Whineray  is  a great believer in partnerships. He says  they have been very important for  Mercury because

“ … they help us achieve more without having to DIY everything. We have taken our landowner partnerships at Turitea to the next stage with the commencement of the Turitea wind farm.  And on the larger scale, we have continued to invest in our commercial geothermal partnerships with Maori land trusts: the Tuaropaki Trust and the Tauhara North #2 Trust. Mercury has the largest commercial partnerships with the Maori economy of any listed company, by some distance.

“While an emphasis on the Maori economy is receiving a lot of attention of late, Mercury initiated and developed these relationships, and near billion-dollar joint ventures, starting about twenty years ago. What these Maori land trusts achieve for their people with their share of the cashflow is phenomenal and we are inspired by their approach”.

Alongside  his belief  in partnership, Whineray uses a system of  high performance  teams within  the Mercury corporate  structure.

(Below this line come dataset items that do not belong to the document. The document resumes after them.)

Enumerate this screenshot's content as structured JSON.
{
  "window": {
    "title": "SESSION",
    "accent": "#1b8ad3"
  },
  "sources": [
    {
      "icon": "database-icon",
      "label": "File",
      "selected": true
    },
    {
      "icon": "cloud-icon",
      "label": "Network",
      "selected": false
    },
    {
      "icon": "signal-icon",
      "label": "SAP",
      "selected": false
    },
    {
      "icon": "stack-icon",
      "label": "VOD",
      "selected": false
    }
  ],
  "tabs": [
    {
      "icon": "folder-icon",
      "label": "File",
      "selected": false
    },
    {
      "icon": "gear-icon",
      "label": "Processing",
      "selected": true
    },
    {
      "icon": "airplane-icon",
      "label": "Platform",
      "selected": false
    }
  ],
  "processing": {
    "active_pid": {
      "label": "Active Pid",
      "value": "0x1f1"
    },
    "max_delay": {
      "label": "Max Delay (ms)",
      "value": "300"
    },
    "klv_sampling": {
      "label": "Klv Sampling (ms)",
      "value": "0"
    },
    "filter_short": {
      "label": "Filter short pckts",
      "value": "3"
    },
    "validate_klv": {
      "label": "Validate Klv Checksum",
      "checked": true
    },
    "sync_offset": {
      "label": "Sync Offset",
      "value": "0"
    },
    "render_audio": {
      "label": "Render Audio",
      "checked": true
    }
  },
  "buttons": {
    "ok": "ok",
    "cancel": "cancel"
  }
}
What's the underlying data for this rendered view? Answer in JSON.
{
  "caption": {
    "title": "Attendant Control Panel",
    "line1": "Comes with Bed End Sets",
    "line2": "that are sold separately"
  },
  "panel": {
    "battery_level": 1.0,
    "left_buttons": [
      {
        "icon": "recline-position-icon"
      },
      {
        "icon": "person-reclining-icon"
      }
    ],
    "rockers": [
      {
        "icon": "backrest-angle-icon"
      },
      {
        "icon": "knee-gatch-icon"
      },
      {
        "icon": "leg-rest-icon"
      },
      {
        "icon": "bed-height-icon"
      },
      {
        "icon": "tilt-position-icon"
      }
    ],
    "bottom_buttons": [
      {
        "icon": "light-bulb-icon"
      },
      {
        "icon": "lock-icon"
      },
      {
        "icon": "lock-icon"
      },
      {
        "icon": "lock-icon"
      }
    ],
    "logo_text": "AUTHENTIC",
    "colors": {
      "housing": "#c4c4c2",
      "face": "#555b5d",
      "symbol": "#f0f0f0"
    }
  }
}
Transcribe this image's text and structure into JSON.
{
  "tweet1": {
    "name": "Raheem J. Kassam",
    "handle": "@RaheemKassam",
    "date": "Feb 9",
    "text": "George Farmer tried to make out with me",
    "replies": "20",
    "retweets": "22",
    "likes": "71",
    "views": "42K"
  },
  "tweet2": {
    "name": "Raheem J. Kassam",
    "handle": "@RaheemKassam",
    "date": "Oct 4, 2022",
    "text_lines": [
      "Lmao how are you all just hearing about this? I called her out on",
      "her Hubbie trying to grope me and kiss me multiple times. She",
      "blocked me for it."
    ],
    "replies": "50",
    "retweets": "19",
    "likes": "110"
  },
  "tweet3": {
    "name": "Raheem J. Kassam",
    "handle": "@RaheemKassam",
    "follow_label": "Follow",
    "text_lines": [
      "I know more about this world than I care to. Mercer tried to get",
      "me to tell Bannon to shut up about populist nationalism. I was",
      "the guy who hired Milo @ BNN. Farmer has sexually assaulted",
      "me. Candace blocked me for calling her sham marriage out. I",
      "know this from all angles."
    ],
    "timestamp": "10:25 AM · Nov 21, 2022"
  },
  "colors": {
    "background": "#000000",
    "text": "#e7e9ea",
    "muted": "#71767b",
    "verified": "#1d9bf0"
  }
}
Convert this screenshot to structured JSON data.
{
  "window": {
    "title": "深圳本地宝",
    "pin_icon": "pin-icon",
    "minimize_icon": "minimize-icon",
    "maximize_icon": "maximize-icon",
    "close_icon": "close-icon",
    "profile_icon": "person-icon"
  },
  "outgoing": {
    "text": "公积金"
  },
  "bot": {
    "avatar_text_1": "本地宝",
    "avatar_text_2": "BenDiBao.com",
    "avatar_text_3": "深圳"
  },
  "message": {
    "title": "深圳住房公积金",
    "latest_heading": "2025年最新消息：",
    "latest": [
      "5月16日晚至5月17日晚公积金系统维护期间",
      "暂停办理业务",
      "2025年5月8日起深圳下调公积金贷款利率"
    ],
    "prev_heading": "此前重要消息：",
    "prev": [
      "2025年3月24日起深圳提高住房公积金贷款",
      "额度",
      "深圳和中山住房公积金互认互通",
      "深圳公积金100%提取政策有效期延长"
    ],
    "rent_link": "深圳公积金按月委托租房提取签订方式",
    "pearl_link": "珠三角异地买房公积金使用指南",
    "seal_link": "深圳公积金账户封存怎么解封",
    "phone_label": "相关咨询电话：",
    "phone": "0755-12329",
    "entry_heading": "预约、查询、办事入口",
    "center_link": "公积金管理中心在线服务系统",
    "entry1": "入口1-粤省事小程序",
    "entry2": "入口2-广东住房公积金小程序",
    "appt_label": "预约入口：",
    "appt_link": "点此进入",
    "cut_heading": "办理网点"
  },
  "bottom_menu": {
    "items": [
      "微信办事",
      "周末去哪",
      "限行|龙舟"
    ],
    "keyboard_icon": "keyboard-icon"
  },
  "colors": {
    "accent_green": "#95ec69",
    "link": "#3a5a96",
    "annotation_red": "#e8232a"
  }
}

He says quality teamwork is a very delicate and critical value driver for productivity, quality decisions and long-term outcomes.

“A great team can get through the mahi 10 times better than a non-performing team. There is no physical or technology asset can get that performance uplift for an equivalent investment. Along with the new work environment, High Performance Teams foster a more agile work flow around business priorities”.

Whether  other  ideas  Whineray  may introduce   to Fonterra  will be  easily applied remains to be  seen.

For  example, he  changed the way they work  at  Mercury HQ in Newmarket. He  has no office, no desk and the same laptop as everyone else.

It  might  be popular    with   Fonterra’s   farmer-suppliers  but  would that go down  well in millionaires’ row  at Fonterra?